Tucan Tucan

Thursday, July 19, 2007

Zuki and Her Sister

One of my favorite people we’ve met thus far on our journey is a young woman from Swaziland named Zuki. She is a student at the University and was sub warden of our dorm. One evening Marcus and I came in and sat down in the community room with Zuki and her sister, Nguada (a student at the university in Pretoria). We talked for three or four hours about South Africa, America, Swaziland, the state of the developing world, MTV, war, and more. I wish I could share the conversation with you, because it was really engaging and at times surprising. Alas, that would take hours, but I will share a few observations. We asked Zuki and her sister what were some of the common stereotypical perceptions of Americans are South Africa. Interestingly enough, they didn’t pause before speaking in unison to say:

1.)God Save the United States, and No Place Else!

Which Marcus and I had to laugh at because it is unfortunately not so incredibly far from the truth. Just watch Fox News.

2.)Americans think Africa is one big country.

3.) African Americans don’t speak proper English

4.) There is no such thing as AIDS in the USA

5.) The US is the happiest most perfect place to be, everyone is rich

6.) Americans don’t care about the rest of the world

7.)African American men are bling, guns, hardcore, rough, scary, violent, aggressive – but in a cool heroic sort of way.

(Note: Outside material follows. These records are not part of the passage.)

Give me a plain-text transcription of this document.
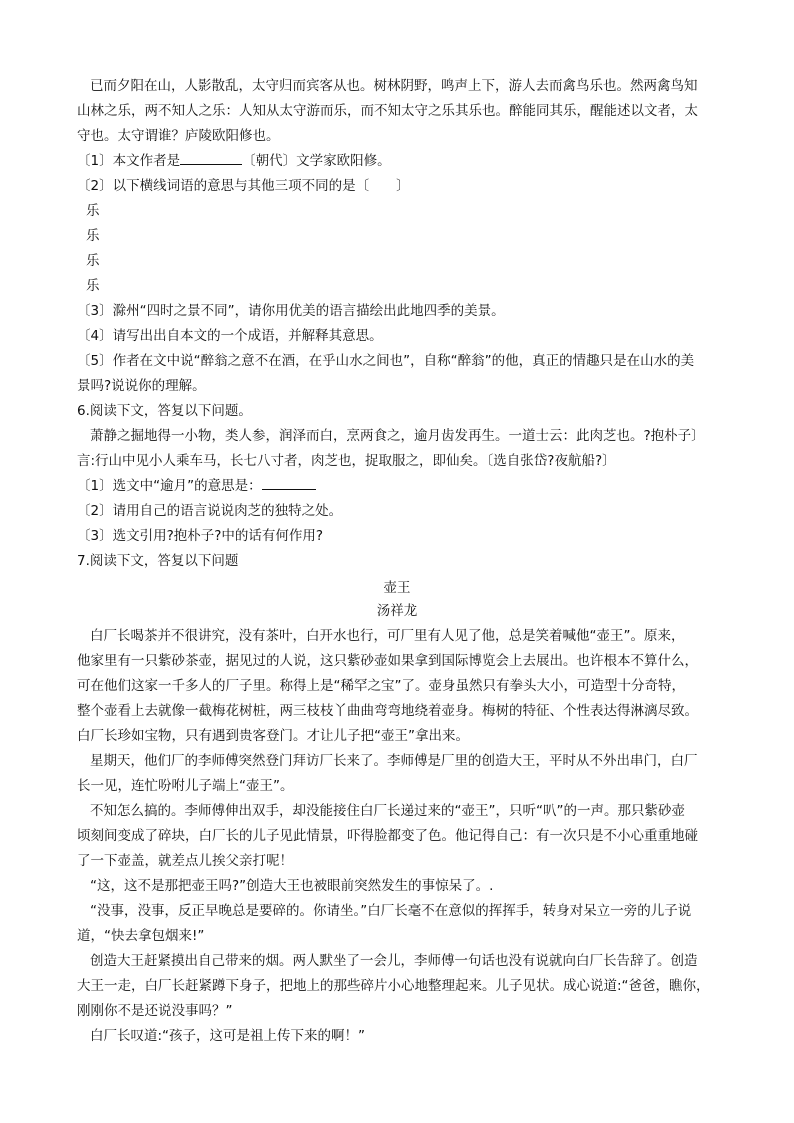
已而夕阳在山，人影散乱，太守归而宾客从也。树林阴野，鸣声上下，游人去而禽鸟乐也。然两禽鸟知
山林之乐，两不知人之乐：人知从太守游而乐，而不知太守之乐其乐也。醉能同其乐，醒能述以文者，太
守也。太守谓谁？庐陵欧阳修也。
〔1〕本文作者是	〔朝代〕文学家欧阳修。
〔2〕以下横线词语的意思与其他三项不同的是〔　　〕
乐
乐
乐
乐
〔3〕滁州“四时之景不同”，请你用优美的语言描绘出此地四季的美景。
〔4〕请写出出自本文的一个成语，并解释其意思。
〔5〕作者在文中说“醉翁之意不在酒，在乎山水之间也”，自称“醉翁”的他，真正的情趣只是在山水的美
景吗?说说你的理解。
6.阅读下文，答复以下问题。
萧静之掘地得一小物，类人参，润泽而白，烹两食之，逾月齿发再生。一道士云：此肉芝也。?抱朴子〕
言:行山中见小人乘车马，长七八寸者，肉芝也，捉取服之，即仙矣。〔选自张岱?夜航船?〕
〔1〕选文中“逾月”的意思是：
〔2〕请用自己的语言说说肉芝的独特之处。
〔3〕选文引用?抱朴子?中的话有何作用?
7.阅读下文，答复以下问题
壶王
汤祥龙
白厂长喝茶并不很讲究，没有茶叶，白开水也行，可厂里有人见了他，总是笑着喊他“壶王”。原来，
他家里有一只紫砂茶壶，据见过的人说，这只紫砂壶如果拿到国际博览会上去展出。也许根本不算什么，
可在他们这家一千多人的厂子里。称得上是“稀罕之宝”了。壶身虽然只有拳头大小，可造型十分奇特，
整个壶看上去就像一截梅花树桩，两三枝枝丫曲曲弯弯地绕着壶身。梅树的特征、个性表达得淋漓尽致。
白厂长珍如宝物，只有遇到贵客登门。才让儿子把“壶王”拿出来。
星期天，他们厂的李师傅突然登门拜访厂长来了。李师傅是厂里的创造大王，平时从不外出串门，白厂
长一见，连忙吩咐儿子端上“壶王”。
不知怎么搞的。李师傅伸出双手，却没能接住白厂长递过来的“壶王”，只听“叭”的一声。那只紫砂壶
顷刻间变成了碎块，白厂长的儿子见此情景，吓得脸都变了色。他记得自己：有一次只是不小心重重地碰
了一下壶盖，就差点儿挨父亲打呢！
“这，这不是那把壶王吗?”创造大王也被眼前突然发生的事惊呆了。.
“没事，没事，反正早晚总是要碎的。你请坐。”白厂长毫不在意似的挥挥手，转身对呆立一旁的儿子说
道，“快去拿包烟来!”
创造大王赶紧摸出自己带来的烟。两人默坐了一会儿，李师傅一句话也没有说就向白厂长告辞了。创造
大王一走，白厂长赶紧蹲下身子，把地上的那些碎片小心地整理起来。儿子见状。成心说道:“爸爸，瞧你，
刚刚你不是还说没事吗？”
白厂长叹道:“孩子，这可是祖上传下来的啊！”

This is my personal favorite perception because it highlights the unfortunate responsibility African American artists have to the rest of the world. Black American music, and the culture that surrounds it is the universally coveted throughout the world. Bootleg rap cds can be bought on the streets of Bagdad and Soweto. Every store in the mall in Port Elizabeth was playing American music from Jay Z to Beyonce to Little Wayne to techno funk (think C + C Music Factory). Akon is playing everywhere we go… nobody wants to see us together – you would that song is stalking us. Even with the older South Africans we are listening to Gerald Levert, Mariah Carey, and Anita Baker. It’s not surprising that the images people internalize and emulate are those that come from music videos. The satellite television transports American early nineties soap operas, church shows, and music videos. Just yesterday Marcus and I were in a restaurant and all of the TV’s were playing an R Kelly / Young Jeezy video, with the sound turned off. Over the speakers we were listening to nineties r& b, but we were watching black men rocking bling, gesture aggressively with violent tendencies and ferocious expressions- let the images seep through. This is the Great Western Influence – The Impossible.

There was one point in the conversation when Zuki asked if I would want to live in another country. I told her I love to travel and could see myself living aboard for a few years, but despite all of the issues our country is plagued with - it is a place where given the right set of circumstances anything is possible.

That is an invaluable gift - to live in the realm of possibility.